The Summer Olympics might have just concluded in Tokyo, but for William Woods University Professor and School of Equestrian Studies Director Jennie Petterson, the Olympic dream is just beginning.
Petterson has been chosen to compete in the 2022 Special Olympic Games in Orlando, Florida as a Unified Partner with Special Olympian Joey Garrard in the sport of bocce, which will take place June 5-12, 2022. And to make it even more exciting for the long-time Special Olympics supporter and participant, her own 19-year old son Aiden, a collegiate tennis player, will also be representing Team Missouri as a tennis coach.
Earning a spot on the Missouri team at the sport’s premiere national competition is the pinnacle for a life devoted to the Special Olympics cause for Petterson and her family.
“I would challenge anyone to volunteer with Special Olympics and not be impacted,” she said. “It is an amazing organization.”

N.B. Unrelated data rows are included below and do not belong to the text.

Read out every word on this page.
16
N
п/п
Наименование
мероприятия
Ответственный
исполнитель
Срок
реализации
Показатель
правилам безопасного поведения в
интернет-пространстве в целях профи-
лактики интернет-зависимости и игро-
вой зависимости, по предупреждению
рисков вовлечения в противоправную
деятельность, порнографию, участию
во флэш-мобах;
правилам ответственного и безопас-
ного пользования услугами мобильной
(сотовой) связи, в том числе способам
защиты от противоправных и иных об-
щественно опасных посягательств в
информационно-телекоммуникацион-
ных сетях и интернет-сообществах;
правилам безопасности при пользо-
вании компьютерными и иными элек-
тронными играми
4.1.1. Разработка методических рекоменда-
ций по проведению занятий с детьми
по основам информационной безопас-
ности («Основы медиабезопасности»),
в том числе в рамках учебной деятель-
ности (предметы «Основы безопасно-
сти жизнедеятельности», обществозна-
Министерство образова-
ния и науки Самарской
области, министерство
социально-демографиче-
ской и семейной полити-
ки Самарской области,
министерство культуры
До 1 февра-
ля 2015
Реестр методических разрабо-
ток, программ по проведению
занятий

Petterson’s history with Special Olympics dates to 1998, when she and her husband began volunteering for Special Olympics Idaho. When they came to Missouri after Petterson joined to Equestrian faculty at William Woods, they helped establish the Fulton chapter of Special Olympics in 2005, and have been active volunteers and fans of Fulton’s team ever since. They got their son Aiden involved when he was just four years old, and he began playing as a Unified Partner (when you pair with a Special Olympian to compete in a sport) in sports like tennis and basketball when he was old enough.
“At just 19 years old, Aiden has been a volunteer for 15 years, including competing as a Unified player for eight years and now as a coach for the Missouri tennis delegation,” Petterson said. “He has grown up with Special Olympics as a major part of his life and has given so much of his time and energy to the athletes.”

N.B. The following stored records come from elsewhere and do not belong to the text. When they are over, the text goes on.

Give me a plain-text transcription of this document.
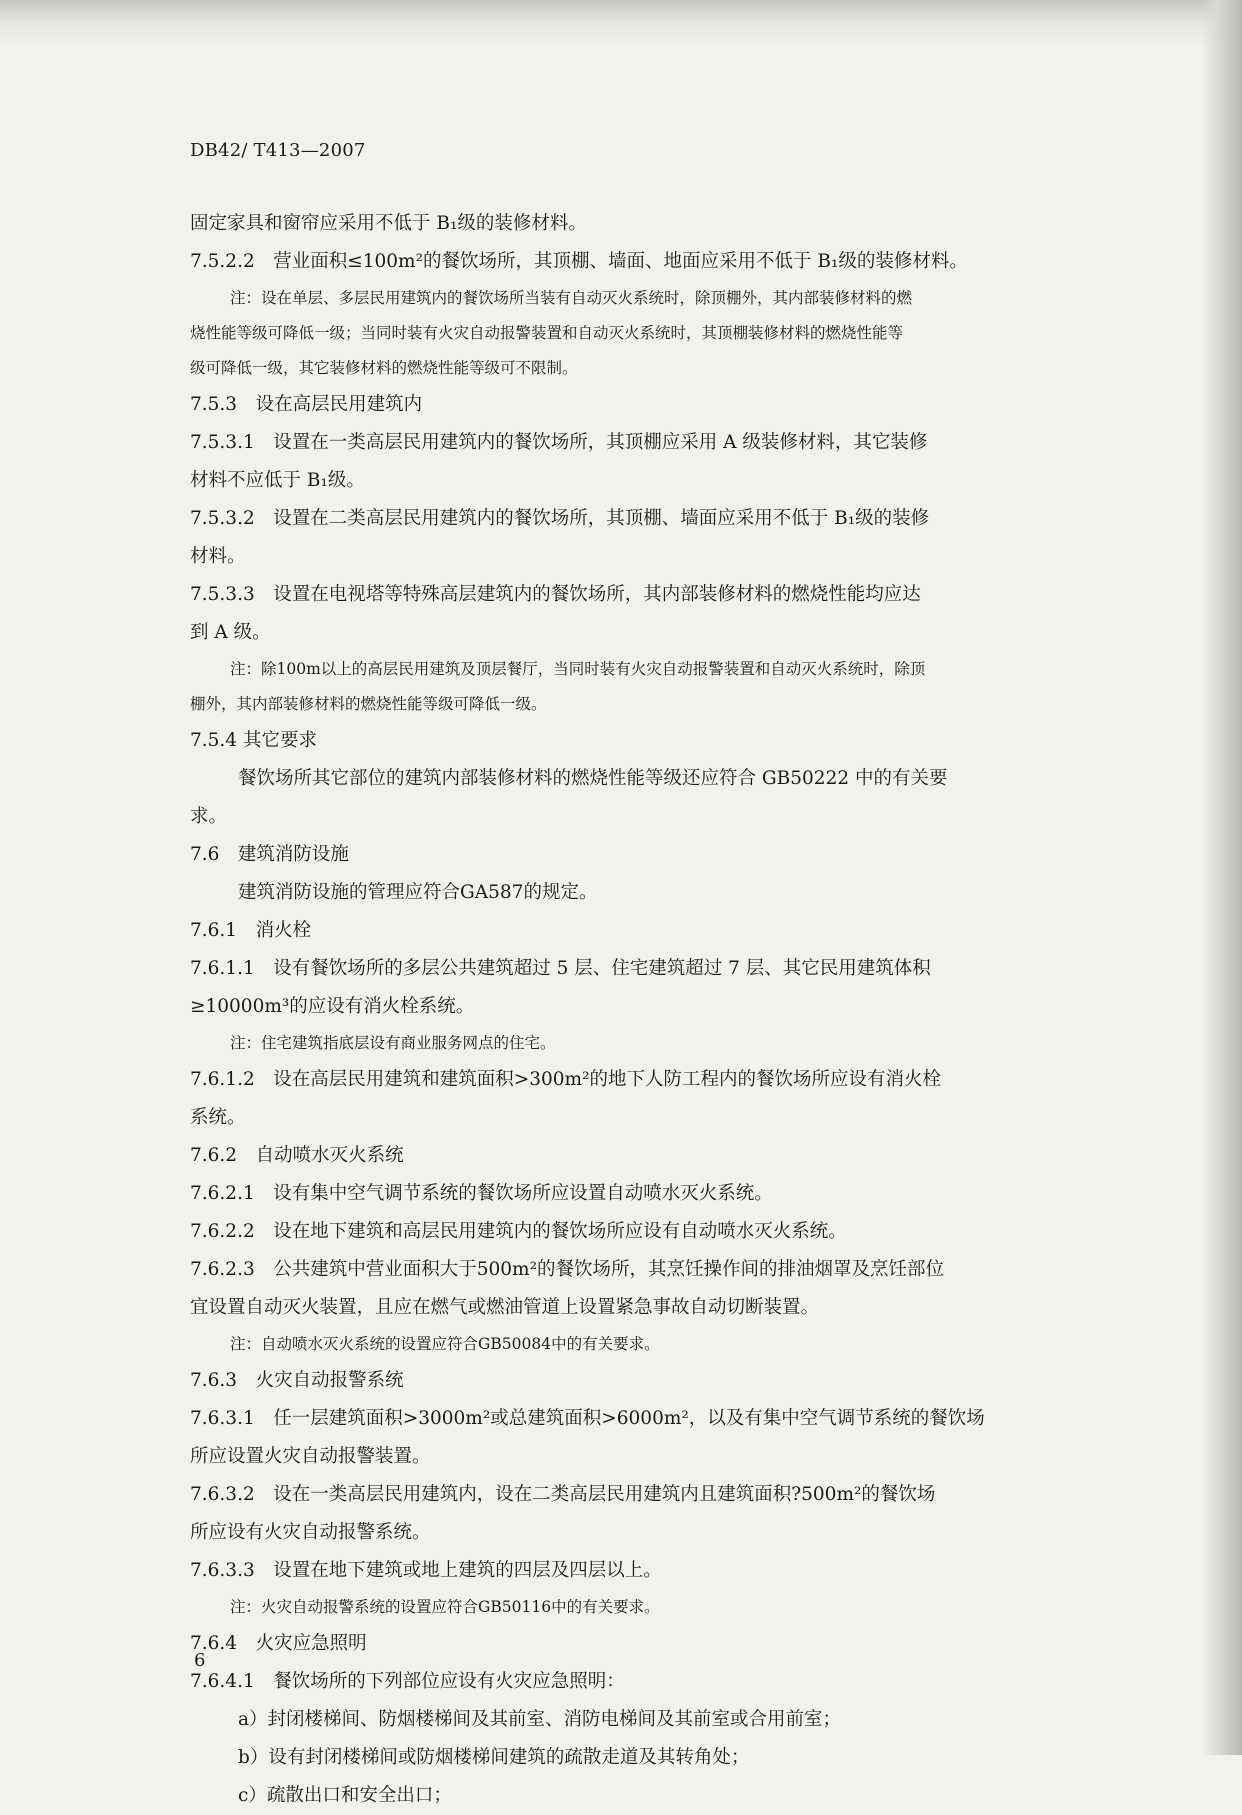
DB42/ T413—2007
固定家具和窗帘应采用不低于 B₁级的装修材料。
7.5.2.2　营业面积≤100m²的餐饮场所，其顶棚、墙面、地面应采用不低于 B₁级的装修材料。
注：设在单层、多层民用建筑内的餐饮场所当装有自动灭火系统时，除顶棚外，其内部装修材料的燃
烧性能等级可降低一级；当同时装有火灾自动报警装置和自动灭火系统时，其顶棚装修材料的燃烧性能等
级可降低一级，其它装修材料的燃烧性能等级可不限制。
7.5.3　设在高层民用建筑内
7.5.3.1　设置在一类高层民用建筑内的餐饮场所，其顶棚应采用 A 级装修材料，其它装修
材料不应低于 B₁级。
7.5.3.2　设置在二类高层民用建筑内的餐饮场所，其顶棚、墙面应采用不低于 B₁级的装修
材料。
7.5.3.3　设置在电视塔等特殊高层建筑内的餐饮场所，其内部装修材料的燃烧性能均应达
到 A 级。
注：除100m以上的高层民用建筑及顶层餐厅，当同时装有火灾自动报警装置和自动灭火系统时，除顶
棚外，其内部装修材料的燃烧性能等级可降低一级。
7.5.4 其它要求
餐饮场所其它部位的建筑内部装修材料的燃烧性能等级还应符合 GB50222 中的有关要
求。
7.6　建筑消防设施
建筑消防设施的管理应符合GA587的规定。
7.6.1　消火栓
7.6.1.1　设有餐饮场所的多层公共建筑超过 5 层、住宅建筑超过 7 层、其它民用建筑体积
≥10000m³的应设有消火栓系统。
注：住宅建筑指底层设有商业服务网点的住宅。
7.6.1.2　设在高层民用建筑和建筑面积>300m²的地下人防工程内的餐饮场所应设有消火栓
系统。
7.6.2　自动喷水灭火系统
7.6.2.1　设有集中空气调节系统的餐饮场所应设置自动喷水灭火系统。
7.6.2.2　设在地下建筑和高层民用建筑内的餐饮场所应设有自动喷水灭火系统。
7.6.2.3　公共建筑中营业面积大于500m²的餐饮场所，其烹饪操作间的排油烟罩及烹饪部位
宜设置自动灭火装置，且应在燃气或燃油管道上设置紧急事故自动切断装置。
注：自动喷水灭火系统的设置应符合GB50084中的有关要求。
7.6.3　火灾自动报警系统
7.6.3.1　任一层建筑面积>3000m²或总建筑面积>6000m²，以及有集中空气调节系统的餐饮场
所应设置火灾自动报警装置。
7.6.3.2　设在一类高层民用建筑内，设在二类高层民用建筑内且建筑面积?500m²的餐饮场
所应设有火灾自动报警系统。
7.6.3.3　设置在地下建筑或地上建筑的四层及四层以上。
注：火灾自动报警系统的设置应符合GB50116中的有关要求。
7.6.4　火灾应急照明
7.6.4.1　餐饮场所的下列部位应设有火灾应急照明：
a）封闭楼梯间、防烟楼梯间及其前室、消防电梯间及其前室或合用前室；
b）设有封闭楼梯间或防烟楼梯间建筑的疏散走道及其转角处；
c）疏散出口和安全出口；
6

Petterson first become interested in competing as a Unified Partner in bocce when she watched the sport being played at the 2018 Special Olympics USA Games in Seattle. Knowing Joey Garrard through Special Olympics bowling and basketball, she decided to reach out to him to form a doubles team in bocce.

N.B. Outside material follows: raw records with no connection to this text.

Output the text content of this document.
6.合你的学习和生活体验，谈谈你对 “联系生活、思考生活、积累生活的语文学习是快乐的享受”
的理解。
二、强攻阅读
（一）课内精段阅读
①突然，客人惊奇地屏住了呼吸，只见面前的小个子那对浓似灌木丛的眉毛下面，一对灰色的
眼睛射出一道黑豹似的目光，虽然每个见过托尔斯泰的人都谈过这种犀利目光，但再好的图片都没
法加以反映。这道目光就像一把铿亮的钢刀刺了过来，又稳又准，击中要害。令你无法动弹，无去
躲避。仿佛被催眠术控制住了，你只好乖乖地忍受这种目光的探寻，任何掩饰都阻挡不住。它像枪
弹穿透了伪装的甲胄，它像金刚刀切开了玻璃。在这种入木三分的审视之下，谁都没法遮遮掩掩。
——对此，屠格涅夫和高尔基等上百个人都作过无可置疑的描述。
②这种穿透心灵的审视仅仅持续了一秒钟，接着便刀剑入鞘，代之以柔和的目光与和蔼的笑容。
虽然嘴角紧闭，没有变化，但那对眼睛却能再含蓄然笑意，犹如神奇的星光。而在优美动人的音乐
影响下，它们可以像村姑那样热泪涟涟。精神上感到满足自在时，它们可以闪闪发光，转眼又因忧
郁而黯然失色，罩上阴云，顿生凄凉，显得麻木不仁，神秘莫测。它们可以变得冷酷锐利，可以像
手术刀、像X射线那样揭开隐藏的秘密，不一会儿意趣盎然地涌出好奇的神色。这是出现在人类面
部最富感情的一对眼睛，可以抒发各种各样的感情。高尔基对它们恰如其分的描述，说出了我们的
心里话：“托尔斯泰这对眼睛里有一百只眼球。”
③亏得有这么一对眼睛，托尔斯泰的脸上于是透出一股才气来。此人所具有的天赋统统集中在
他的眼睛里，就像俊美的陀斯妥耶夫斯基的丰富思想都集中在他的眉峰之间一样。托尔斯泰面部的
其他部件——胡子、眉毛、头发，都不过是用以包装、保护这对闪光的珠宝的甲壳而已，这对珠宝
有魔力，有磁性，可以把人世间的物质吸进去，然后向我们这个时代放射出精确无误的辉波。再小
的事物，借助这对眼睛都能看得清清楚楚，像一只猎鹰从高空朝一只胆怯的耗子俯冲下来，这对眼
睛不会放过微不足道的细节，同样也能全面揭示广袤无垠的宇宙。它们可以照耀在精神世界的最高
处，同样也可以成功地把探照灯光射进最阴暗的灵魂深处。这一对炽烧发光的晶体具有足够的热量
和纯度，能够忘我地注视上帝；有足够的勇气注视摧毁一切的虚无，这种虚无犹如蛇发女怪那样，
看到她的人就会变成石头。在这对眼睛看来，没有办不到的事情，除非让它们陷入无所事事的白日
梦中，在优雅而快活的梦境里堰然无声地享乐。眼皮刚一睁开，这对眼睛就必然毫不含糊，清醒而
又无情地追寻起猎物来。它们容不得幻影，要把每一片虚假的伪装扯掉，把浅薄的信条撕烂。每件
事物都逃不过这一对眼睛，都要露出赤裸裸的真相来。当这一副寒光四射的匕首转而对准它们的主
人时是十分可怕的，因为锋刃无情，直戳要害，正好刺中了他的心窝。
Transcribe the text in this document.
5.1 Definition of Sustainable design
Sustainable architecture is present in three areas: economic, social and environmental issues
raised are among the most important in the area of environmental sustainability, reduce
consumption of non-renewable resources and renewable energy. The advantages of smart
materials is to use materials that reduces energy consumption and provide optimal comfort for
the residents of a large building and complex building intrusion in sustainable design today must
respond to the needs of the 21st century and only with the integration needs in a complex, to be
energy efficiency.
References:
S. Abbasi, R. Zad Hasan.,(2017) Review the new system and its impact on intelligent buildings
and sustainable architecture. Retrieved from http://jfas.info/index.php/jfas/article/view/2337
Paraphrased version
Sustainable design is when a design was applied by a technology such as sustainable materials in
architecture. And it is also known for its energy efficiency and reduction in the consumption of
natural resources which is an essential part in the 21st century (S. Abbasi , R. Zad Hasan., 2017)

“Joey is a bowler and that translates pretty well to bocce,” she said. “We have been playing together for almost four years now. Unified sports are a terrific way to be involved with Special Olympics, which gives community members a chance to compete with athletes in a division referred to as ‘unified.’”
Together, Petterson and Garrard won a gold medal at the Missouri state tournament earlier this year, which is a requirement for consideration as an athlete or Unified Partner at the USA Games. After submitting applications this spring, Jennie, Joey and Aiden were all notified in May that they were selected as finalists. They then attended a grueling selection camp June 26-July 1 in Jefferson City, a residential experience that brought athletes, Unified Partners and coaches together from all over Missouri to attempt to secure the limited spots in the sports Missouri had available. From there, the trio all earned coveted spots on the Team Missouri squad, punching their ticket for Orlando in 2022.
In all, Team Missouri will send 97 athletes, 27 coaches/sports managers and eight staff to the 2022 games, representing the more than 16,000 athletes and 2,400 coaches who participate in Special Olympics Missouri. The USA Games will bring more than 5,500 athletes and coaches from all 50 states to compete in 19 sports in Orlando, including three proudly representing Special Olympics Fulton. “It is a tremendous honor for the three of us to be selected from Special Olympics Fulton,” Petterson said. “The motto for the 2022 games is Shine As One, and I cannot think of a better message to send.”